Most of the money lay at the back end of the Merck deal, with success in launching NMED-160 for an initial single indication on a worldwide basis triggering milestone payments totaling $202 million, a number that would increase to about $450 million if a further indication for NMED-160 were developed and approved, and if another compound were developed and approved for two indications.

More milestone payments would be paid if other compounds were developed.

Though approved calcium channel blockers of the L-type are well known for treating cardiovascular conditions, calcium channels also control the entry of calcium into the neuron, which triggers neurotransmitters and results in a pain signal.

Dublin, Ireland-based Elan Corp. plc, with its marketed Prialt (ziconotide) - the synthetic equivalent of a naturally occurring conopeptide found in a marine snail - has proved that hitting the N-type channels works. But Prialt is given by intrathecal infusion for severe chronic pain. The compound is administered directly into the spinal column by an implanted pump.

"As a biologic, it's commercially very limited," Gallen said.

Neuromed also is working on T-type calcium channel blockers, which act in yet a different way, and compounds in that class might be useful for acute and chronic pain.

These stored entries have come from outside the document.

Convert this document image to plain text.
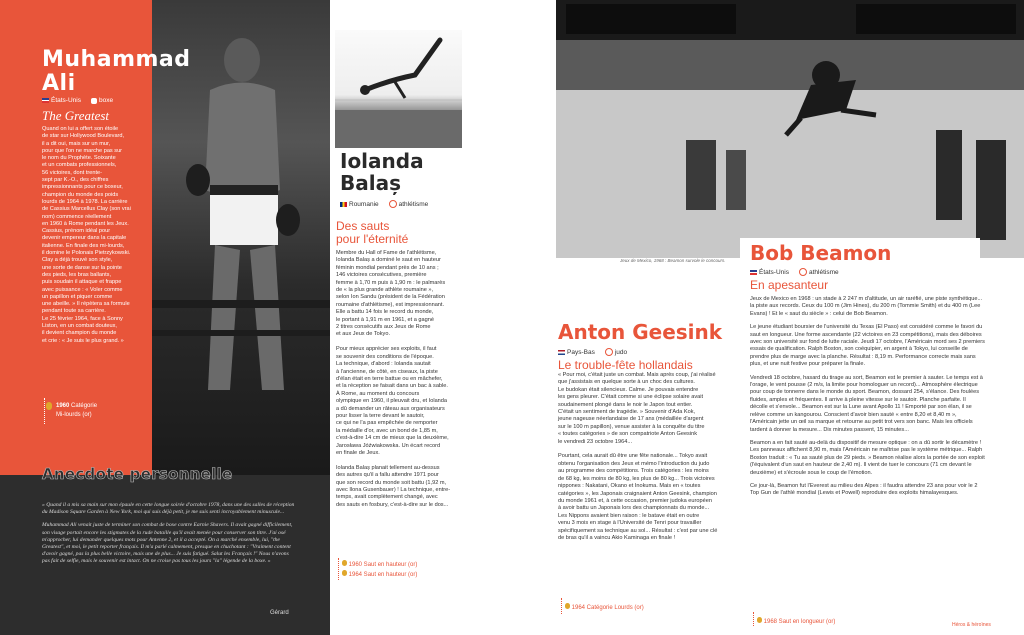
Muhammad
Ali
États-Unis	boxe
The Greatest
Quand on lui a offert son étoile
de star sur Hollywood Boulevard,
il a dit oui, mais sur un mur,
pour que l'on ne marche pas sur
le nom du Prophète. Soixante
et un combats professionnels,
56 victoires, dont trente-
sept par K.-O., des chiffres
impressionnants pour ce boxeur,
champion du monde des poids
lourds de 1964 à 1978. La carrière
de Cassius Marcellus Clay (son vrai
nom) commence réellement
en 1960 à Rome pendant les Jeux.
Cassius, prénom idéal pour
devenir empereur dans la capitale
italienne. En finale des mi-lourds,
il domine le Polonais Pietrzykowski.
Clay a déjà trouvé son style,
une sorte de danse sur la pointe
des pieds, les bras ballants,
puis soudain il attaque et frappe
avec puissance : « Voler comme
un papillon et piquer comme
une abeille. » Il répètera sa formule
pendant toute sa carrière.
Le 25 février 1964, face à Sonny
Liston, en un combat douteux,
il devient champion du monde
et crie : « Je suis le plus grand. »
1960 Catégorie
Mi-lourds (or)
Anecdote personnelle

« Quand il a mis sa main sur mon épaule en cette longue soirée d'octobre 1978, dans une des salles de réception du Madison Square Garden à New York, moi qui suis déjà petit, je me suis senti incroyablement minuscule...

Muhammad Ali venait juste de terminer son combat de boxe contre Earnie Shavers. Il avait gagné difficilement, son visage portait encore les stigmates de la rude bataille qu'il avait menée pour conserver son titre. J'ai osé m'approcher, lui demander quelques mots pour Antenne 2, et il a accepté. On a marché ensemble, lui, "the Greatest", et moi, le petit reporter français. Il m'a parlé calmement, presque en chuchotant : "Vraiment content d'avoir gagné, pas la plus belle victoire, mais une de plus... Je suis fatigué. Salut les Français !" Nous n'avons pas fait de selfie, mais le souvenir est intact. On ne croise pas tous les jours "la" légende de la boxe. »

Gérard
Iolanda
Balaș
Roumanie	athlétisme
Des sauts
pour l'éternité
Membre du Hall of Fame de l'athlétisme,
Iolanda Balaș a dominé le saut en hauteur
féminin mondial pendant près de 10 ans ;
146 victoires consécutives, première
femme à 1,70 m puis à 1,90 m : le palmarès
de « la plus grande athlète roumaine »,
selon Ion Sandu (président de la Fédération
roumaine d'athlétisme), est impressionnant.
Elle a battu 14 fois le record du monde,
le portant à 1,91 m en 1961, et a gagné
2 titres consécutifs aux Jeux de Rome
et aux Jeux de Tokyo.

Pour mieux apprécier ses exploits, il faut
se souvenir des conditions de l'époque.
La technique, d'abord : Iolanda sautait
à l'ancienne, de côté, en ciseaux, la piste
d'élan était en terre battue ou en mâchefer,
et la réception se faisait dans un bac à sable.
À Rome, au moment du concours
olympique en 1960, il pleuvait dru, et Iolanda
a dû demander un râteau aux organisateurs
pour lisser la terre devant le sautoir,
ce qui ne l'a pas empêchée de remporter
la médaille d'or, avec un bond de 1,85 m,
c'est-à-dire 14 cm de mieux que la deuxième,
Jarosława Jóźwiakowska. Un écart record
en finale de Jeux.

Iolanda Balaș planait tellement au-dessus
des autres qu'il a fallu attendre 1971 pour
que son record du monde soit battu (1,92 m,
avec Ilona Gusenbauer) ! La technique, entre-
temps, avait complètement changé, avec
des sauts en fosbury, c'est-à-dire sur le dos...
1960 Saut en hauteur (or)
1964 Saut en hauteur (or)
Jeux de Mexico, 1968 : Beamon survole le concours.
Anton Geesink
Pays-Bas	judo
Le trouble-fête hollandais
« Pour moi, c'était juste un combat. Mais après coup, j'ai réalisé
que j'assistais en quelque sorte à un choc des cultures.
Le budokan était silencieux. Calme. Je pouvais entendre
les gens pleurer. C'était comme si une éclipse solaire avait
soudainement plongé dans le noir le Japon tout entier.
C'était un sentiment de tragédie. » Souvenir d'Ada Kok,
jeune nageuse néerlandaise de 17 ans (médaillée d'argent
sur le 100 m papillon), venue assister à la conquête du titre
« toutes catégories » de son compatriote Anton Geesink
le vendredi 23 octobre 1964...

Pourtant, cela aurait dû être une fête nationale... Tokyo avait
obtenu l'organisation des Jeux et mémo l'introduction du judo
au programme des compétitions. Trois catégories : les moins
de 68 kg, les moins de 80 kg, les plus de 80 kg... Trois victoires
nippones : Nakatani, Okano et Inokuma. Mais en « toutes
catégories », les Japonais craignaient Anton Geesink, champion
du monde 1961 et, à cette occasion, premier judoka européen
à avoir battu un Japonais lors des championnats du monde...
Les Nippons avaient bien raison : le batave était en outre
venu 3 mois en stage à l'Université de Tenri pour travailler
spécifiquement sa technique au sol... Résultat : c'est par une clé
de bras qu'il a vaincu Akio Kaminaga en finale !
1964 Catégorie Lourds (or)
Bob Beamon
États-Unis	athlétisme
En apesanteur

Jeux de Mexico en 1968 : un stade à 2 247 m d'altitude, un air raréfié, une piste synthétique... la piste aux records. Ceux du 100 m (Jim Hines), du 200 m (Tommie Smith) et du 400 m (Lee Evans) ! Et le « saut du siècle » : celui de Bob Beamon.

Le jeune étudiant boursier de l'université du Texas (El Paso) est considéré comme le favori du saut en longueur. Une forme ascendante (22 victoires en 23 compétitions), mais des déboires avec son université sur fond de lutte raciale. Jeudi 17 octobre, l'Américain mord ses 2 premiers essais de qualification. Ralph Boston, son coéquipier, en argent à Tokyo, lui conseille de prendre plus de marge avec la planche. Résultat : 8,19 m. Performance correcte mais sans plus, et une nuit festive pour préparer la finale.

Vendredi 18 octobre, hasard du tirage au sort, Beamon est le premier à sauter. Le temps est à l'orage, le vent pousse (2 m/s, la limite pour homologuer un record)... Atmosphère électrique pour coup de tonnerre dans le monde du sport. Beamon, dossard 254, s'élance. Des foulées fluides, amples et fréquentes. Il arrive à pleine vitesse sur le sautoir. Planche parfaite. Il décolle et s'envole... Beamon est sur la Lune avant Apollo 11 ! Emporté par son élan, il se relève comme un kangourou. Conscient d'avoir bien sauté « entre 8,20 et 8,40 m », l'Américain jette un œil sa marque et retourne au petit trot vers son banc. Mais les officiels tardent à donner la mesure... Dix minutes passent, 15 minutes...

Beamon a en fait sauté au-delà du dispositif de mesure optique : on a dû sortir le décamètre ! Les panneaux affichent 8,90 m, mais l'Américain ne maîtrise pas le système métrique... Ralph Boston traduit : « Tu as sauté plus de 29 pieds. » Beamon réalise alors la portée de son exploit (l'équivalent d'un saut en hauteur de 2,40 m). Il vient de tuer le concours (71 cm devant le deuxième) et s'écroule sous le coup de l'émotion.

Ce jour-là, Beamon fut l'Everest au milieu des Alpes : il faudra attendre 23 ans pour voir le 2 Top Gun de l'athlé mondial (Lewis et Powell) reproduire des exploits himalayesques.

1968 Saut en longueur (or)	Héros & héroïnes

"Those efforts are quite advanced," Gallen said. "We're expecting to move forward into man over the next year to 18 months. In the meantime, clinical and commercial groups are gearing up to handle OROS Hydromorphone," licensed earlier this year in the U.S. for $30 million from Johnson & Johnson subsidiary ALZA Corp. (See BioWorld Today, April 25, 2007.)

Hydromorphone is a widely available Schedule II opioid analgesic. Standard versions require dosing several times per day, but OROS is a once-daily formulation based on ALZA's OROS Push-Pull controlled-release drug delivery system. Janssen-Cilag, another J&J offshoot, markets the drug as Jurnista in Germany and other European countries.

"Right now, we're designing the clinical trials and working through the initial activities," with a plan to talk with the FDA about a special protocol assessment, Gallen said.